The overhaul, a decade in the making, also includes a modern conference center and meeting spaces for as many as 200 people.
But the nucleus of the project is the soaring 8,000-square-foot exhibition hall's permanent exhibit "Making Modernity," which illustrates chemistry's impact from glassmaking of the Roman Empire to tiny silicon computer chips of today. A work in progress, it opens Oct. 3.
The place is largely designed for adults who don't remember or understand much about chemistry - and that's a lot of us.
"I got a C-minus in chemistry at Bryn Mawr - and that was a gift," Schaeffer said with a laugh. "For people like me who don't understand it, it's important to realize there are brilliant people who do understand it. And their work affects all of our lives."
The expansion plans were born when chemical engineer and philanthropist Donald Othmer (1905-95), bequeathed $120 million to the nonprofit foundation. Othmer's $750 million fortune - largely amassed through investments in old family friend Warren Buffett's then-fledgling Berkshire Hathaway - was distributed to a handful of organizations and schools to preserve the history of chemistry and chemical technology.
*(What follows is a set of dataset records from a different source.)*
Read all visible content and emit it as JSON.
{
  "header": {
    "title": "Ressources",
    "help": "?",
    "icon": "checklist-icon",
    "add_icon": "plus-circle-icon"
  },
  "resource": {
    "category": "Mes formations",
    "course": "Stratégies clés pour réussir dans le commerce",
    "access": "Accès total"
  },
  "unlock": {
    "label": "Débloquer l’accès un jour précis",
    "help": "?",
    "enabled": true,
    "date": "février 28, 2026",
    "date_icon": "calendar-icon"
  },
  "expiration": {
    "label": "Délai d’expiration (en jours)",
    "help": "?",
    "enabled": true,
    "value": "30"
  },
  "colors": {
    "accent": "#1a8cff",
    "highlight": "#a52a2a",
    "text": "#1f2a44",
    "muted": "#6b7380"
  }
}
"We also see it as a gathering place for people in the sciences to see where they came from, what their own specialties evolved from," Schaeffer said.
The facility's designers and curators know it's unlikely that typical visitors without science backgrounds would be bowled over by displays of instruments in gray, hinged boxes.
So where such instruments will be displayed, their stories will be there, too - like Linus Pauling's World War II-era submarine oxygen meter. It found a postwar use measuring oxygen levels in neonatal incubators, at a time when premature infants were being blinded by excess oxygen damaging their retinas.
The foundation is the repository of hundreds of other instruments, as well as correspondence, rare books, illustrations, photographs and art. There also are collections of batteries and postage stamps celebrating chemistry discoveries.
More than 100 of the instruments among the foundation's holdings came from a German plant that was shutting down; its owners didn't know what to do with its devices, some dating to the 1930s and linked to major scientific breakthroughs. Such troves too often are simply discarded, and the foundation hopes that raising its profile will change that, said McLeary, the curator.
"We're saving things that would be otherwise completely lost," she said.